Me encanta desempolvar relatos que quedan a un lado en las lecturas rápidas; hay mujeres en la Biblia cuyas historias son pequeñas minas de significado y valentía que rara vez se cuentan en las catequesis habituales.
Pienso en Rizpah, la concubina de Saúl, que aparece en «2 Samuel» casi como una nota al margen y sin embargo deja una imagen inolvidable: después de que los cuerpos de los ejecutados quedaran expuestos, ella se planta sobre las rocas y vigila los cadáveres con piel y alma, día y noche, hasta que el rey toma acción. Esa fidelidad dolorosa habla de duelo, de memoria pública y de protesta silenciosa.

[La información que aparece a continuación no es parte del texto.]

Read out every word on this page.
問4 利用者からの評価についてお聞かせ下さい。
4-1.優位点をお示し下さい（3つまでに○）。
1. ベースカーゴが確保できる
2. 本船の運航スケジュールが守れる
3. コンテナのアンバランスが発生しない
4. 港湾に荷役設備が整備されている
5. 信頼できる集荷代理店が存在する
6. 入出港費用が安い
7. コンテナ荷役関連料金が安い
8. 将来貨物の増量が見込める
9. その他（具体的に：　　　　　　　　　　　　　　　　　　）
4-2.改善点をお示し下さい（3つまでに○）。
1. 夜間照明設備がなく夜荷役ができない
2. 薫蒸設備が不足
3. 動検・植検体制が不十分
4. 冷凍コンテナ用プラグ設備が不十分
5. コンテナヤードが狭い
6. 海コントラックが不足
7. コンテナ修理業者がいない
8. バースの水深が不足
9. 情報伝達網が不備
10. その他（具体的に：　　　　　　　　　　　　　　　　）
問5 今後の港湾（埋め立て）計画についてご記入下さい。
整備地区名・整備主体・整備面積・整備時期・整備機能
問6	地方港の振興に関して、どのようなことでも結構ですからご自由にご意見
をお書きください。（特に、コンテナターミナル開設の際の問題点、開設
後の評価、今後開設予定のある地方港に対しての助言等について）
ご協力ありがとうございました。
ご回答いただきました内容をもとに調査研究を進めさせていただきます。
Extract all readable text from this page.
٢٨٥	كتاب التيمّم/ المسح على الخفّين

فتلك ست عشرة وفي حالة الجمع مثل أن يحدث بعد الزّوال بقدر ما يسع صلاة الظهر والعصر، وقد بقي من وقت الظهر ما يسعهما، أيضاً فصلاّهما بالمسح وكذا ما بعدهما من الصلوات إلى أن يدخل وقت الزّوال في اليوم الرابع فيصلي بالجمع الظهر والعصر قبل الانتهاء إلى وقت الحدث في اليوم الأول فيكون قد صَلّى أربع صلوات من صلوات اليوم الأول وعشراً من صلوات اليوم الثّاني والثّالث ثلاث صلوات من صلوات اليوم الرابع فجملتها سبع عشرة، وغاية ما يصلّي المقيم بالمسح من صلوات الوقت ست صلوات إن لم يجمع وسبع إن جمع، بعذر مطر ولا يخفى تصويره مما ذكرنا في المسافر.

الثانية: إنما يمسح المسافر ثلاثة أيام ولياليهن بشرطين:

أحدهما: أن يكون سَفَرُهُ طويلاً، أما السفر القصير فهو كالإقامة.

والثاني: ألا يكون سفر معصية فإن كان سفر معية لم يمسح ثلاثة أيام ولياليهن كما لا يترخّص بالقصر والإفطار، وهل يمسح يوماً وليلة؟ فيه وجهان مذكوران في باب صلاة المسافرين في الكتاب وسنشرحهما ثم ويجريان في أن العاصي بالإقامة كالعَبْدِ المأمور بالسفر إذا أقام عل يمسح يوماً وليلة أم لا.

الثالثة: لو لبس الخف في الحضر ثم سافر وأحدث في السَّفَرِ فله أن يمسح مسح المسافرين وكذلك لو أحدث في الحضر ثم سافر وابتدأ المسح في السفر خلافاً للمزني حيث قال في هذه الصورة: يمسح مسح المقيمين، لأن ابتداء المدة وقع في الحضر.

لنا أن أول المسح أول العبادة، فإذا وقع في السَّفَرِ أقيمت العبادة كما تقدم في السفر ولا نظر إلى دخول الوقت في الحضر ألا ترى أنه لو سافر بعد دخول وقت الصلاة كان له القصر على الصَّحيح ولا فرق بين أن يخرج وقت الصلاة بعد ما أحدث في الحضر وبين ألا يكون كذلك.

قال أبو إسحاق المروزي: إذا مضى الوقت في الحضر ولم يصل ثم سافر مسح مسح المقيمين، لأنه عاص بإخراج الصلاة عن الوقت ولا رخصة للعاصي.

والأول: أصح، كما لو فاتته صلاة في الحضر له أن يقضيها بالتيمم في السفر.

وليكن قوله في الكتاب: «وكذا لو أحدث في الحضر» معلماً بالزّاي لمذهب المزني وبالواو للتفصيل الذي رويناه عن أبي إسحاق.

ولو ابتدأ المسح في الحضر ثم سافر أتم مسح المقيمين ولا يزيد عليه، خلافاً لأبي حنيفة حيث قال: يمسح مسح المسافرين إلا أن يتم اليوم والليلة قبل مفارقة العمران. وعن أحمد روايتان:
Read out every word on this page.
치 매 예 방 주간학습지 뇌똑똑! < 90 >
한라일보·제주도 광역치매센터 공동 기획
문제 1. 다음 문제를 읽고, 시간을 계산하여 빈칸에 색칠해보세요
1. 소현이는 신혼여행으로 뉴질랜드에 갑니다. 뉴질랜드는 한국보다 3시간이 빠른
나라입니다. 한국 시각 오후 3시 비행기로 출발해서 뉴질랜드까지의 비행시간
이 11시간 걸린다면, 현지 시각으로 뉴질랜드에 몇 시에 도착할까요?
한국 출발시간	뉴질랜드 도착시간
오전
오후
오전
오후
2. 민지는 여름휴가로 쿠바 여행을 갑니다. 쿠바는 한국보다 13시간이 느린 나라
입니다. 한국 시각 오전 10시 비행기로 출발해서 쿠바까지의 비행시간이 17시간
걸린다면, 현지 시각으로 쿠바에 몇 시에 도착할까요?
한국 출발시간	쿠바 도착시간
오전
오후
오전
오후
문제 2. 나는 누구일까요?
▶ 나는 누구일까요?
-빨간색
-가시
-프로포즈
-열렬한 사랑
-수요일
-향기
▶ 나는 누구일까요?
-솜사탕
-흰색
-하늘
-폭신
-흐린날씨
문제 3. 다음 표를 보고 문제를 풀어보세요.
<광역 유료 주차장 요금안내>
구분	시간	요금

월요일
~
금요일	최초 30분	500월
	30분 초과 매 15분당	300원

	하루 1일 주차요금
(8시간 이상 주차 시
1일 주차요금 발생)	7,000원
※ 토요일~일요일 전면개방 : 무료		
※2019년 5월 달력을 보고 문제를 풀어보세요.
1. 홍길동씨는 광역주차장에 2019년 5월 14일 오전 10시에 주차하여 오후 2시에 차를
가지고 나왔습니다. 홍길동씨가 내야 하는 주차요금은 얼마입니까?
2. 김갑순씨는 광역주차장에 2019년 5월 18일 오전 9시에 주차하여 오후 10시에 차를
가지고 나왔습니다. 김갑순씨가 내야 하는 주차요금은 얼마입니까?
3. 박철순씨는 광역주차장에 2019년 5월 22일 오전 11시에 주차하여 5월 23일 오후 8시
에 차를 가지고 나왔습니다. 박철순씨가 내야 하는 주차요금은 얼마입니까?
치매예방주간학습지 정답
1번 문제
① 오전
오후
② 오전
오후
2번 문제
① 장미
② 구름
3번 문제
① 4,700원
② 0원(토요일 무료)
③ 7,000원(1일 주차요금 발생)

Hay otras figuras que ejercen poder desde lugares inesperados. «Hulda» —la profetisa consultada en tiempos del rey Josías según «2 Reyes»— legitima cambios religiosos grandes con una palabra; su autoridad muestra que el flujo profético no es solo masculino. «Jael», en «Jueces», es una audaz que ejecuta a Sisera en un acto que mezcla astucia y violencia para terminar con una opresión; más allá de lo gráfico, me interesa cómo su acción altera el curso de una comunidad.
Me conmueven también las que actúan en derecho y supervivencia: las hijas de Zelofehad, relatadas en «Números», que demandan herencia y cambian la ley para mujeres; Shifrá y Puá, las comadronas de «Éxodo», que desobedecen un edicto genocida y salvan vidas; y Tamar, en «Génesis», cuyo recurso extremo para asegurar descendencia pone sobre la mesa las fallas de un sistema patriarcal. Además, figuras del
nuevo testamento como Febe, que Pablo llama «diaconisa», y Junia, mencionada entre los apóstoles en «Romanos», me recuerdan que en las primeras comunidades cristianas muchas mujeres tuvieron papeles centrales. También Lydia, la comerciante de tejidos que recibe a la iglesia en «Hechos», y la silenciosa Anna, la profetisa anciana en «Lucas», completan un mosaico: mujeres que rezan, defienden, interceden y transforman.
Me gusta volver a esos episodios porque cada uno, aunque breve en el texto, abre debates sobre poder, género y memoria. Estas narrativas menos conocidas ayudan a imaginar una historia religiosa más compleja y llena de voces que merecen ser leídas en voz alta.